I have no idea what the hip PC laptop is these days, is it still the Lenovo Carbon X1? I went to their website and picked the pre-configured laptop with the most RAM (32GB), best CPU, and 1TB SSD. This was $3k: https://www.lenovo.com/us/en/p/laptops/thinkpad/thinkpadx1/t...
Roughly the same size and specs as the most expensive pre-configured MacBook Pro of the same screen size (the MBP has 36GB RAM, +4GB over the Lenovo, and a much better processor & GPU for $3.2k).
It's all market segmentation. Apple is just being upfront about it and giving you a clean, simple purchase page that shows the tradeoffs. Whereas Lenovo is using car salesman techniques to disorient you with a bewildering array of options and models all of which have decision paralysis-inducing tradeoffs not entirely in your favor.

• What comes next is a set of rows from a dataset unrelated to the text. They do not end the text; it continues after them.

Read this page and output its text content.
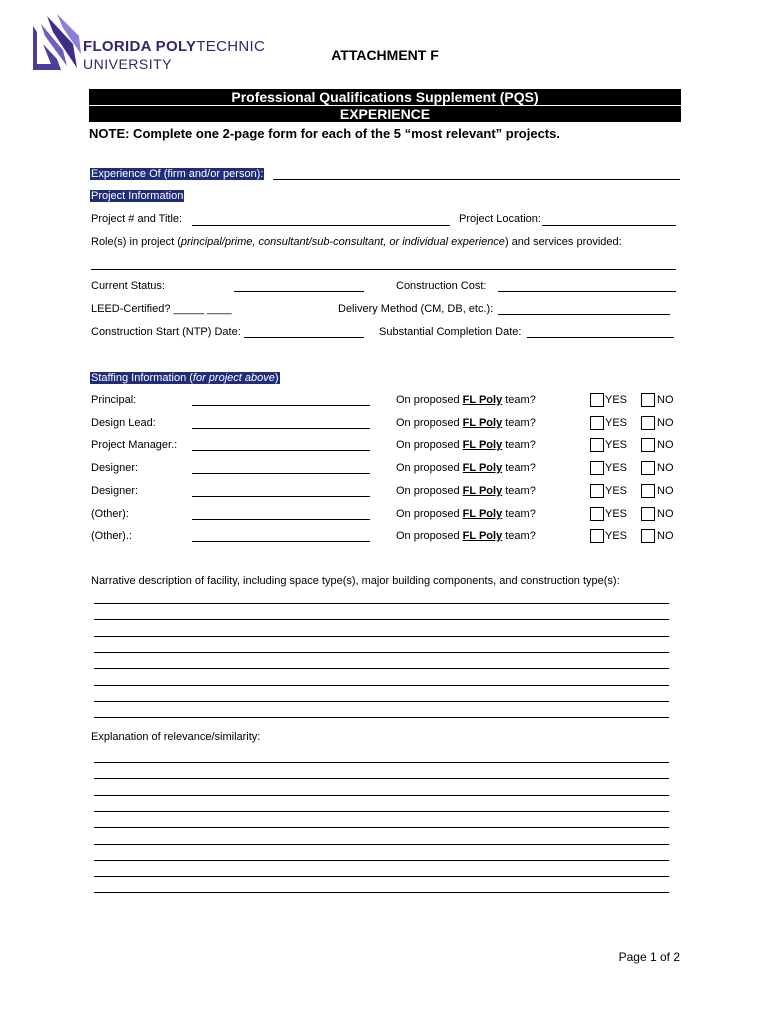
FLORIDA POLYTECHNIC
UNIVERSITY
ATTACHMENT F
Professional Qualifications Supplement (PQS)
EXPERIENCE
NOTE: Complete one 2-page form for each of the 5 “most relevant” projects.
Experience Of (firm and/or person):
Project Information
Project # and Title:	Project Location:
Role(s) in project (principal/prime, consultant/sub-consultant, or individual experience) and services provided:
Current Status:	Construction Cost:
LEED-Certified? _____ ____	Delivery Method (CM, DB, etc.):
Construction Start (NTP) Date:	Substantial Completion Date:
Staffing Information (for project above)
Principal:	On proposed FL Poly team?	YES	NO
Design Lead:	On proposed FL Poly team?	YES	NO
Project Manager.:	On proposed FL Poly team?	YES	NO
Designer:	On proposed FL Poly team?	YES	NO
Designer:	On proposed FL Poly team?	YES	NO
(Other):	On proposed FL Poly team?	YES	NO
(Other).:	On proposed FL Poly team?	YES	NO
Narrative description of facility, including space type(s), major building components, and construction type(s):
Explanation of relevance/similarity:
Page 1 of 2
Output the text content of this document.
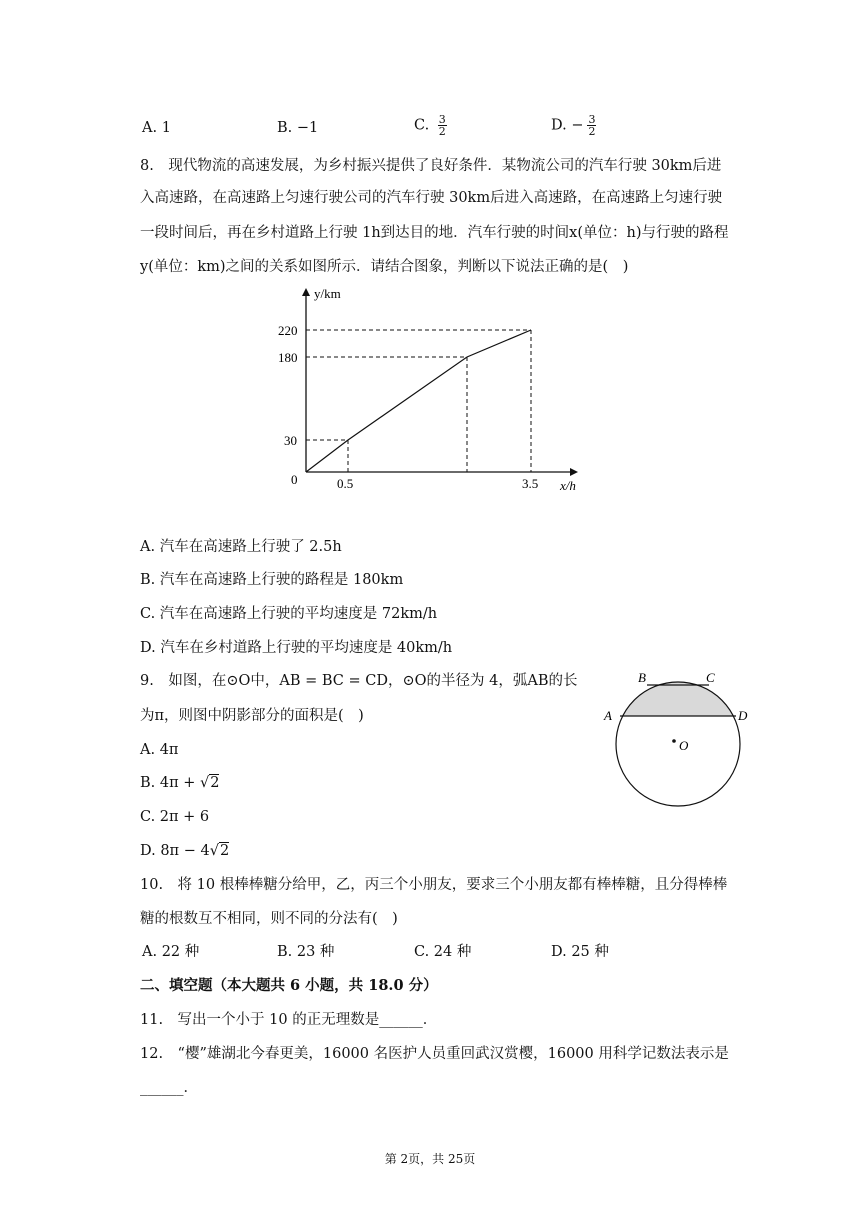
A. 1	B. −1	C. $\frac{3}{2}$	D. − $\frac{3}{2}$
8.　现代物流的高速发展，为乡村振兴提供了良好条件．某物流公司的汽车行驶 30km后进
入高速路，在高速路上匀速行驶公司的汽车行驶 30km后进入高速路，在高速路上匀速行驶
一段时间后，再在乡村道路上行驶 1h到达目的地．汽车行驶的时间x(单位：h)与行驶的路程
y(单位：km)之间的关系如图所示．请结合图象，判断以下说法正确的是(　)
y/km
x/h
0
220
180
30
0.5	3.5
A. 汽车在高速路上行驶了 2.5h
B. 汽车在高速路上行驶的路程是 180km
C. 汽车在高速路上行驶的平均速度是 72km/h
D. 汽车在乡村道路上行驶的平均速度是 40km/h
9.　如图，在⊙O中，AB = BC = CD，⊙O的半径为 4，弧AB的长
为π，则图中阴影部分的面积是(　)
A. 4π
B. 4π + √2
C. 2π + 6
D. 8π − 4√2
B	C
A	D
O
10.　将 10 根棒棒糖分给甲，乙，丙三个小朋友，要求三个小朋友都有棒棒糖，且分得棒棒
糖的根数互不相同，则不同的分法有(　)
A. 22 种	B. 23 种	C. 24 种	D. 25 种
二、填空题（本大题共 6 小题，共 18.0 分）
11.　写出一个小于 10 的正无理数是______．
12.　“樱”雄湖北今春更美，16000 名医护人员重回武汉赏樱，16000 用科学记数法表示是
______．
第 2页，共 25页
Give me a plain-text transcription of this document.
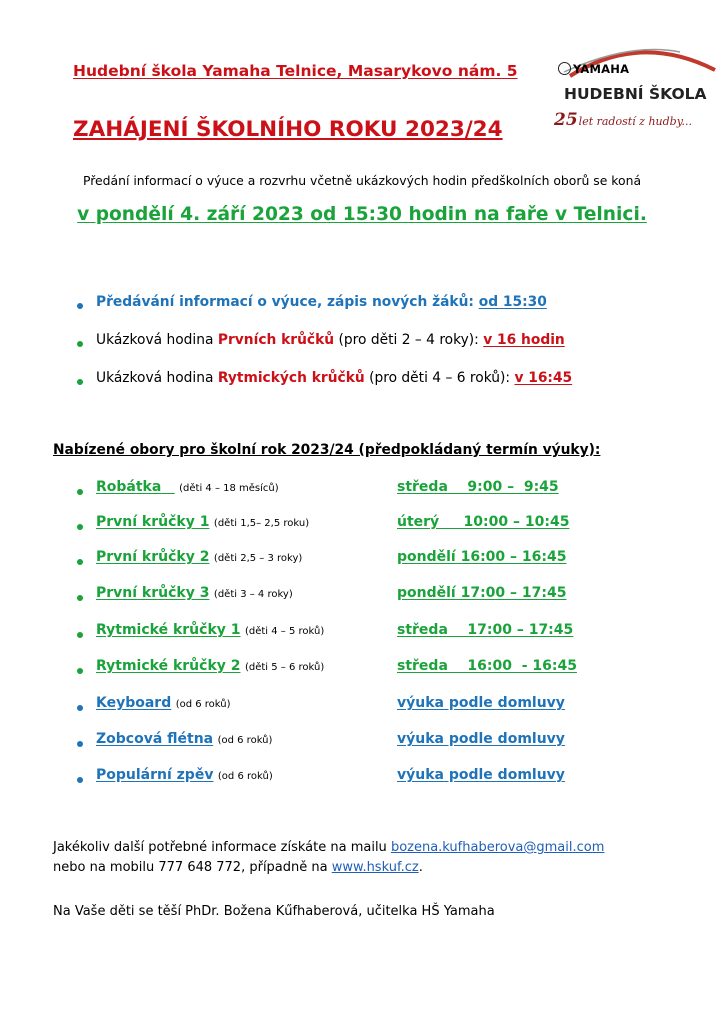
Hudební škola Yamaha Telnice, Masarykovo nám. 5
ZAHÁJENÍ ŠKOLNÍHO ROKU 2023/24
YAMAHA
HUDEBNÍ ŠKOLA
25let radostí z hudby...
Předání informací o výuce a rozvrhu včetně ukázkových hodin předškolních oborů se koná
v pondělí 4. září 2023 od 15:30 hodin na faře v Telnici.
Předávání informací o výuce, zápis nových žáků: od 15:30
Ukázková hodina Prvních krůčků (pro děti 2 – 4 roky): v 16 hodin
Ukázková hodina Rytmických krůčků (pro děti 4 – 6 roků): v 16:45
Nabízené obory pro školní rok 2023/24 (předpokládaný termín výuky):
Robátka (děti 4 – 18 měsíců)	středa    9:00 –  9:45
První krůčky 1 (děti 1,5– 2,5 roku)	úterý     10:00 – 10:45
První krůčky 2 (děti 2,5 – 3 roky)	pondělí 16:00 – 16:45
První krůčky 3 (děti 3 – 4 roky)	pondělí 17:00 – 17:45
Rytmické krůčky 1 (děti 4 – 5 roků)	středa    17:00 – 17:45
Rytmické krůčky 2 (děti 5 – 6 roků)	středa    16:00  - 16:45
Keyboard (od 6 roků)	výuka podle domluvy
Zobcová flétna (od 6 roků)	výuka podle domluvy
Populární zpěv (od 6 roků)	výuka podle domluvy
Jakékoliv další potřebné informace získáte na mailu bozena.kufhaberova@gmail.com
nebo na mobilu 777 648 772, případně na www.hskuf.cz.
Na Vaše děti se těší PhDr. Božena Kűfhaberová, učitelka HŠ Yamaha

Then go get another computer? Why do you rage against a product which you don't like? Forget about Apple and stick to other makers. There's plenty of products and manufacturers I don't like. I never think about them.
Not sure why you're taking it so personally and getting defensive. Was my comment not related and relevant to parent comment? I did in fact buy another computer because I don't like getting price gouged. Have a nice day.
Mac hardware has so significantly outpaced software needs I think there are diminishing returns. I'm a software developer who uses all sorts of advanced stuff and I only bought an M4 Pro, not a Max, because it wasn't worth the extra money. There are so few applications that max out a CPU for any meaningful amount of time these days like rendering videos or 3D.
My M4 iPad Pro is amazing but feels totally overpowered for what it's capable of.
I guess what I'm saying is.......I don't need faster CPUs. I want longer battery life, 5G connectivity, WiFI 7, lighter weight, a better screen, a better keyboard, etc..
I guess it's odd that Apple spends so much time making faster computers when that is practically an already solved problem.
They aren’t just making computers, though. Today’s CPU improvements go into tomorrow’s Vision Pro. Today’s improved E cores become tomorrow’s watch cores. Or something like that.